Once you've evaluated your potential expenses, compare the total goal to your current retirement savings to see how much you still need to save. Financial experts recommend having around six times your yearly income in savings by the time you reach your 50s. Divide however much you still need to save by the number of years you plan on working to calculate how much you need to start saving every year to reach your goal.
Work on maxing out your retirement savings if you haven’t done so already. The annual contribution limit for IRAs and Roth IRAs is $7,500 for those ages 50 and older, so you should deduct more from your taxes at the end of the year if you use a traditional IRA.
You may need to save more than the annual contribution limit to reach your goal. Look for ways to invest your money that you can use in retirement even if you don’t qualify for tax benefits.
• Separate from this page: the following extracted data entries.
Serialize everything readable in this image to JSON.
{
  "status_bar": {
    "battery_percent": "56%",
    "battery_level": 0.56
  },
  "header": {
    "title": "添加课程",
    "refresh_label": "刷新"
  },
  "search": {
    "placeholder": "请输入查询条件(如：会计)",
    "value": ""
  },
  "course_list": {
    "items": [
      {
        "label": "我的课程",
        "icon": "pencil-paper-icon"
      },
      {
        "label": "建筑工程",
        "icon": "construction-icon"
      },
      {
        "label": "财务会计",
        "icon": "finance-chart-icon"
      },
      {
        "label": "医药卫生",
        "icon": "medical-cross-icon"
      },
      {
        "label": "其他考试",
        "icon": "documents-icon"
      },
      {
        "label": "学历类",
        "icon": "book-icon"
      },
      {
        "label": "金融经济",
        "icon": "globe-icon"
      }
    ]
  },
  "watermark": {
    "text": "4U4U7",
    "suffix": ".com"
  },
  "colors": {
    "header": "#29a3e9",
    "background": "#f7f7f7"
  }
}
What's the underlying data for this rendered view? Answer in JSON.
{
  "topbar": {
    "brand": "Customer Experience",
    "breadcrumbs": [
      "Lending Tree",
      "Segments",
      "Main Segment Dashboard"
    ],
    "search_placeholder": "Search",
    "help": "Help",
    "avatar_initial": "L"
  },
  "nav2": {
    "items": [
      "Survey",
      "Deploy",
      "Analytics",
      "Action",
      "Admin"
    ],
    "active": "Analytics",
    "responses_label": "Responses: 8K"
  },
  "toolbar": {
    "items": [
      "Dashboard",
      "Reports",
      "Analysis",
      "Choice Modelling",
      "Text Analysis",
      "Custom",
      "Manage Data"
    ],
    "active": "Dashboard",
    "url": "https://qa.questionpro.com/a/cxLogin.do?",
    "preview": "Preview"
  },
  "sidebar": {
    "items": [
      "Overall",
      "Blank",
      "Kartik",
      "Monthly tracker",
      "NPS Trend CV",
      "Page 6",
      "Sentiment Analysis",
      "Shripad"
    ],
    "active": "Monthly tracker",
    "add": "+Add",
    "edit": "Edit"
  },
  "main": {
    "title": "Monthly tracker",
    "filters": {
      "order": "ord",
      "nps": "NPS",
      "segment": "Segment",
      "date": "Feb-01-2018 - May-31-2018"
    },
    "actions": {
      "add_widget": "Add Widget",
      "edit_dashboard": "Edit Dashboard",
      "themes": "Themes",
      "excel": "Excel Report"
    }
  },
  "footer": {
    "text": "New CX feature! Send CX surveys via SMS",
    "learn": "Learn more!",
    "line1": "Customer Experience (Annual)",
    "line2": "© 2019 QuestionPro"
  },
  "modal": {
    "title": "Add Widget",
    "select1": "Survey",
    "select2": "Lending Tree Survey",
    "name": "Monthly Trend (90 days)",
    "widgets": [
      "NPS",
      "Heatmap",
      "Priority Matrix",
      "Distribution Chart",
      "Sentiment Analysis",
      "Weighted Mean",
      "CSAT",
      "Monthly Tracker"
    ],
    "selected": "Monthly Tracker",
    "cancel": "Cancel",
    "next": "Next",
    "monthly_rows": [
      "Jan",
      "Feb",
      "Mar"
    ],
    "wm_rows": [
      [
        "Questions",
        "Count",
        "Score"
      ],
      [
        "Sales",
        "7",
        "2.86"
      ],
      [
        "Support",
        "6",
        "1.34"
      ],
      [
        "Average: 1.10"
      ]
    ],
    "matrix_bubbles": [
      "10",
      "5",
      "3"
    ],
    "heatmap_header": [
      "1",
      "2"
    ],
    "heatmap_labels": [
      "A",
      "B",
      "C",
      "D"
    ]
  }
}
You may benefit from additional retirement accounts such as IRA or Roth IRA on top of your employer-sponsored retirement account.
Increase your insurance coverage
Having insurance is essential to protect your finances later in life. You may encounter health issues even if you are fit and healthy, so make sure you have a robust health insurance plan in case you need to pay for care. You will have to be able to pay your deductible in case of an emergency to have your insurance provider cover the rest. Your spouse and children can also experience health issues, so consider signing up for additional coverage to cover all kinds of emergencies.
While emergencies are unexpected, you can be proactive about your health and sign up for regular screenings. Also, talk to your doctor about life expectancy, which is assessed based on age, diet and health history.
Along with seeking preventative care, consider creating a health savings account to reduce the cost of care in the future. The account lets you invest your pre-tax dollars that will grow tax-free over time. You can then withdraw the money, which will be taxed like regular income, to pay for medical expenses.
You should also sign up for life insurance if you haven’t done so already. Rates increase as you age, so consider signing up while you’re still healthy. This will leave your loved ones with a sizeable benefit in the event of your passing. They can use this money to pay off the mortgage or arrange the funeral, which can cost tens of thousands of dollars.
Speak to a financial advisor
If you haven’t met with a financial adviser, now is the time to start. Find a licensed financial advisor with a fiduciary duty, which means they will look out for your best interest instead of selling you unnecessary products. This person will look over your finances to help you determine how much you need to save for retirement. They can also identify valuable products and tax incentives that can help you make the most of your money. Knowing how much to save can be challenging when you have many responsibilities. That’s why it’s so helpful to have an unbiased source of information to steer you in the right direction.
Financial planning is important at every stage, but especially when you’re in your 50s. From investing to getting out of debt and retirement planning, every decision you make now will affect your finances in the future. Consider speaking with a professional to chart the right path for you and your loved ones as you prepare for the next chapter of life.